The shapefile format can spatially describe vector features: points, lines, and
polygons, representing, for example, water wells, rivers, and lakes.
Spatial
Spatial is a metadata term that means
the dataset has locational (geographic) information such as coordinates,
address, city, or ZIP code.
Spatial
Analysis
The process
of modeling, examining, and interpreting model results. Spatial analysis is
useful for evaluating suitability and capability, for estimating and predicting,
and for interpreting and understanding.
Structured Data
Structured data refers to information
with a high degree of organization, making the data readily searchable by
search engines.
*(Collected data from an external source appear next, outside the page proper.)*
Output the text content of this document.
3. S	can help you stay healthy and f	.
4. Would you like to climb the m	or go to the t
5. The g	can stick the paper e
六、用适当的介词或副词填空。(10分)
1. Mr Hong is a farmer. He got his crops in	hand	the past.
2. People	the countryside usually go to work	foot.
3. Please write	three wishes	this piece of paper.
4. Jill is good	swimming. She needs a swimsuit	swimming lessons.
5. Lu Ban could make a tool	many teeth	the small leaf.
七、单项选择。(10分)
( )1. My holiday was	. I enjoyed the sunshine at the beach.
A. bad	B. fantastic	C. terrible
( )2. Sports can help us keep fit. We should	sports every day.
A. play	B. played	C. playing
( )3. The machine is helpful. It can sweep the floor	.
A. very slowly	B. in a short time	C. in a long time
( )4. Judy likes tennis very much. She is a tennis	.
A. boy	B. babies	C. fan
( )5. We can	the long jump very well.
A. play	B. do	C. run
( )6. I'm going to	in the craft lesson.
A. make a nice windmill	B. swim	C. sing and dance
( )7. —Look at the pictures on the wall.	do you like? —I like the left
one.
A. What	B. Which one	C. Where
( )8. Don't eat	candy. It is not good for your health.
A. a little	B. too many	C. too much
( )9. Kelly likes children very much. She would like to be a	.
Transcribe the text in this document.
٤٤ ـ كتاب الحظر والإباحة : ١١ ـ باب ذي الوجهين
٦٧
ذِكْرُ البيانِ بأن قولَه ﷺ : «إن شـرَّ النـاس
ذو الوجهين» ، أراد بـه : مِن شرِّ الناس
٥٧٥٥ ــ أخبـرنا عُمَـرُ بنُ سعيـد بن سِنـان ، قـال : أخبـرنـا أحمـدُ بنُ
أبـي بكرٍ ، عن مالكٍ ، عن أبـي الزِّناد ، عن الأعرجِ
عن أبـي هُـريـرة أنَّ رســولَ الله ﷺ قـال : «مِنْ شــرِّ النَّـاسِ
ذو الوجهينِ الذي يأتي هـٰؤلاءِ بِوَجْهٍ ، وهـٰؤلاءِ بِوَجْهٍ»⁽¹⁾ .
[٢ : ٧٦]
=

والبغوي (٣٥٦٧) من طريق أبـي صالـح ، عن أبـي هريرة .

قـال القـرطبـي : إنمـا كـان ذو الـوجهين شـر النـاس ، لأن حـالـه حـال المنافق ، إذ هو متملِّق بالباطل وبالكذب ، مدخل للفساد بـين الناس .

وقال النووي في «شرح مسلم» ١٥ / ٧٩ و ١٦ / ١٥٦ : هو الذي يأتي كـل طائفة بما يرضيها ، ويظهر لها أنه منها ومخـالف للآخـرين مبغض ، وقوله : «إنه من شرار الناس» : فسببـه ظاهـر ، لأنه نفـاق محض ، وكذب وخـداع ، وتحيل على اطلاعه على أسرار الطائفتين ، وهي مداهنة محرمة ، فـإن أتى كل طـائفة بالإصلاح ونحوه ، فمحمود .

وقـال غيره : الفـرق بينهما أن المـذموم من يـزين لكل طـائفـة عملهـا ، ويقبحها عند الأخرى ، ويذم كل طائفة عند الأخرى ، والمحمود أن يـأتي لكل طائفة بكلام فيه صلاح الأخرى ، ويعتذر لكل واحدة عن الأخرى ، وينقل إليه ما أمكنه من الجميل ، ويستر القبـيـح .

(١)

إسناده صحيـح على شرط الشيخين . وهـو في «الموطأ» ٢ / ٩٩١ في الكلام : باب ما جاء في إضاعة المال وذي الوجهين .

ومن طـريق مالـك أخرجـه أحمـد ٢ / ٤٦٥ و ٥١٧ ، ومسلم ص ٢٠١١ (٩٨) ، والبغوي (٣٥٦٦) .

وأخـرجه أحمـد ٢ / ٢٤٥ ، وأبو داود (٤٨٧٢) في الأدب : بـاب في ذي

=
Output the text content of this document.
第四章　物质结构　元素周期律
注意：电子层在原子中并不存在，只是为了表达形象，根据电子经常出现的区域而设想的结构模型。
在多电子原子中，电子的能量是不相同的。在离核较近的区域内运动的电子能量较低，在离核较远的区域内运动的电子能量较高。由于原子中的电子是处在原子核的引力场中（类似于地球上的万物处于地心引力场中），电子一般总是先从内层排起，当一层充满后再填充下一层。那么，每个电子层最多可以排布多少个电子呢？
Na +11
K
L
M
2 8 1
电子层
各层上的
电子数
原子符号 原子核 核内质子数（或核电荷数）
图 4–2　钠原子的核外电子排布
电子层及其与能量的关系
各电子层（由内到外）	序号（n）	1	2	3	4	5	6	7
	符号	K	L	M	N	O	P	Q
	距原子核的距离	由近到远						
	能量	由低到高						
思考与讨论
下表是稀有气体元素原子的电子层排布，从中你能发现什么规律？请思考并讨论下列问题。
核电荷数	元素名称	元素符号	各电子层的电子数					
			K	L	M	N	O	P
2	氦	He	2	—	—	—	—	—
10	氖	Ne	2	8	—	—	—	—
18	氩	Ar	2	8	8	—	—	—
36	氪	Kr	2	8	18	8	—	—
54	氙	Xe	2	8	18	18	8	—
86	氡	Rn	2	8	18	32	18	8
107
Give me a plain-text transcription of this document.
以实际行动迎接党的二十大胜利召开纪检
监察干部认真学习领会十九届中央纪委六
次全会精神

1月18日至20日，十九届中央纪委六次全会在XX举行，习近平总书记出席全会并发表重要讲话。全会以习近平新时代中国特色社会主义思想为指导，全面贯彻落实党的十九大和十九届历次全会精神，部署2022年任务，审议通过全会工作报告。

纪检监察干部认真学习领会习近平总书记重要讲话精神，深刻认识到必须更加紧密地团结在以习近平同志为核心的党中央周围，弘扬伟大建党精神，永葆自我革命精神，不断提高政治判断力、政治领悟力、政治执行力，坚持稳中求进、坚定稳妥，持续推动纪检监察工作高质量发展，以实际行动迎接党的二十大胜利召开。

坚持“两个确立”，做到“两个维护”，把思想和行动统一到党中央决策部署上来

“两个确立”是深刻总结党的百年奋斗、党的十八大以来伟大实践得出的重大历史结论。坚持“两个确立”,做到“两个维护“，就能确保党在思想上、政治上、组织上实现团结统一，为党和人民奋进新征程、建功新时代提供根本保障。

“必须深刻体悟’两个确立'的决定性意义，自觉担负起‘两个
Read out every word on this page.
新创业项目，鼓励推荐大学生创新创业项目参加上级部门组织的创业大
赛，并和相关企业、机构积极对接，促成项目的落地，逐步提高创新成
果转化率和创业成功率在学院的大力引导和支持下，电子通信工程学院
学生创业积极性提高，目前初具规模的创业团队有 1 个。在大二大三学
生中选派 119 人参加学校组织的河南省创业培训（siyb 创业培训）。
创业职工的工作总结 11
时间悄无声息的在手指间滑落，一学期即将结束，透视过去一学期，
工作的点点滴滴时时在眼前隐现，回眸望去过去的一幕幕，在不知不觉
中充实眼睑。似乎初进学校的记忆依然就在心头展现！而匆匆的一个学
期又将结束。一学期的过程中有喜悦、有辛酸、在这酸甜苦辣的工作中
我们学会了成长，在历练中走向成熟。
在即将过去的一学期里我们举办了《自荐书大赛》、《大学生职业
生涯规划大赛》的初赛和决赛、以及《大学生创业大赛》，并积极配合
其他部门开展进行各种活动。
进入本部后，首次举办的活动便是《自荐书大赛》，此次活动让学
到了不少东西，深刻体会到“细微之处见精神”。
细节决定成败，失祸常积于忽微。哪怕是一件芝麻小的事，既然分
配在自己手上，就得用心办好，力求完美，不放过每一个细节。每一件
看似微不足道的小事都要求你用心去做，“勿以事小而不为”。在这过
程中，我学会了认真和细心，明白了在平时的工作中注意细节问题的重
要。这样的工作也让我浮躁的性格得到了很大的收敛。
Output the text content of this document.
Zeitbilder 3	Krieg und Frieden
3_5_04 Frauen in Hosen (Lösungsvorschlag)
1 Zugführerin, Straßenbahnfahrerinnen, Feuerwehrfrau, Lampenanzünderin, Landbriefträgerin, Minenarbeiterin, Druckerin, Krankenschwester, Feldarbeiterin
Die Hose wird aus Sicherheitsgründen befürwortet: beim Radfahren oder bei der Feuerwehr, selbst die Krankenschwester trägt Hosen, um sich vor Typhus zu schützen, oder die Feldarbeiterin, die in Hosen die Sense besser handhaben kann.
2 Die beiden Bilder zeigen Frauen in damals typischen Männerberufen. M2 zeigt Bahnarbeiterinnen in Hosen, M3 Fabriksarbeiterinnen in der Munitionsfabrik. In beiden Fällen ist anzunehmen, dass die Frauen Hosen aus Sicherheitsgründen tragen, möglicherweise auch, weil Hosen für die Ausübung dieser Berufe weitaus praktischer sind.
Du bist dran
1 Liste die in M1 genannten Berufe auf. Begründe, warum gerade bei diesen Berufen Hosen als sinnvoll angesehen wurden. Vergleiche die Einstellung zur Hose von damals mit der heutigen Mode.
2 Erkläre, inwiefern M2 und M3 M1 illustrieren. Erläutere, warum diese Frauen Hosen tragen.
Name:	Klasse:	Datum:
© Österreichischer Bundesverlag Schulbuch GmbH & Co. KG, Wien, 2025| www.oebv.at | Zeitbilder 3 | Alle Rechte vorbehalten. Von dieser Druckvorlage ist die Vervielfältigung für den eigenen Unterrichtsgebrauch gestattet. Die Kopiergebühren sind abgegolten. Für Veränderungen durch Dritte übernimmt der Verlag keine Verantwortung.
Tall versus wide is best to establish publishing consistency.
Structured
Query Language (SQL)
A syntax for
defining and manipulating data from a relational database. Developed by IBM in
the 1970s, it has become an industry standard for query languages in most
relational database management systems.
Tag
A tag is a keyword or term assigned to
a piece of information or a file. This type of metadata helps describe an item
and allows it to be found by browsing or searching.
Theme
An ArcView theme stores map features as primary features (such as arcs, nodes, polygons, and points) and
secondary features such as tics, map extent, links, and annotation. A theme usually represents a single geographic
layer, such as soils, roads, or land use.
Unstructured Data
Unstructured data (or unstructured
information) is information that either does not have a pre-defined data model
or is not organized in a pre-defined manner, such as a flat file. Unstructured
information is typically text-heavy, but may contain data such as dates,
numbers, and facts as well.
Visualization
A visual representation of data, such
as a chart, graph or dashboard, is often the easiest way of communicating with
data, bringing out its key features. Many visualization tools exist such as
Google Charts, Excel, ArcGIS, Tableau, and PowerBI. Creating a dataset’s
visualization requires careful attention to the meaning of the variables, the
relations between them and the stories.
XML
Extensible Markup Language, is a flexible file format designed to store, transport and share data over the Internet. XML is both human- and machine-readable.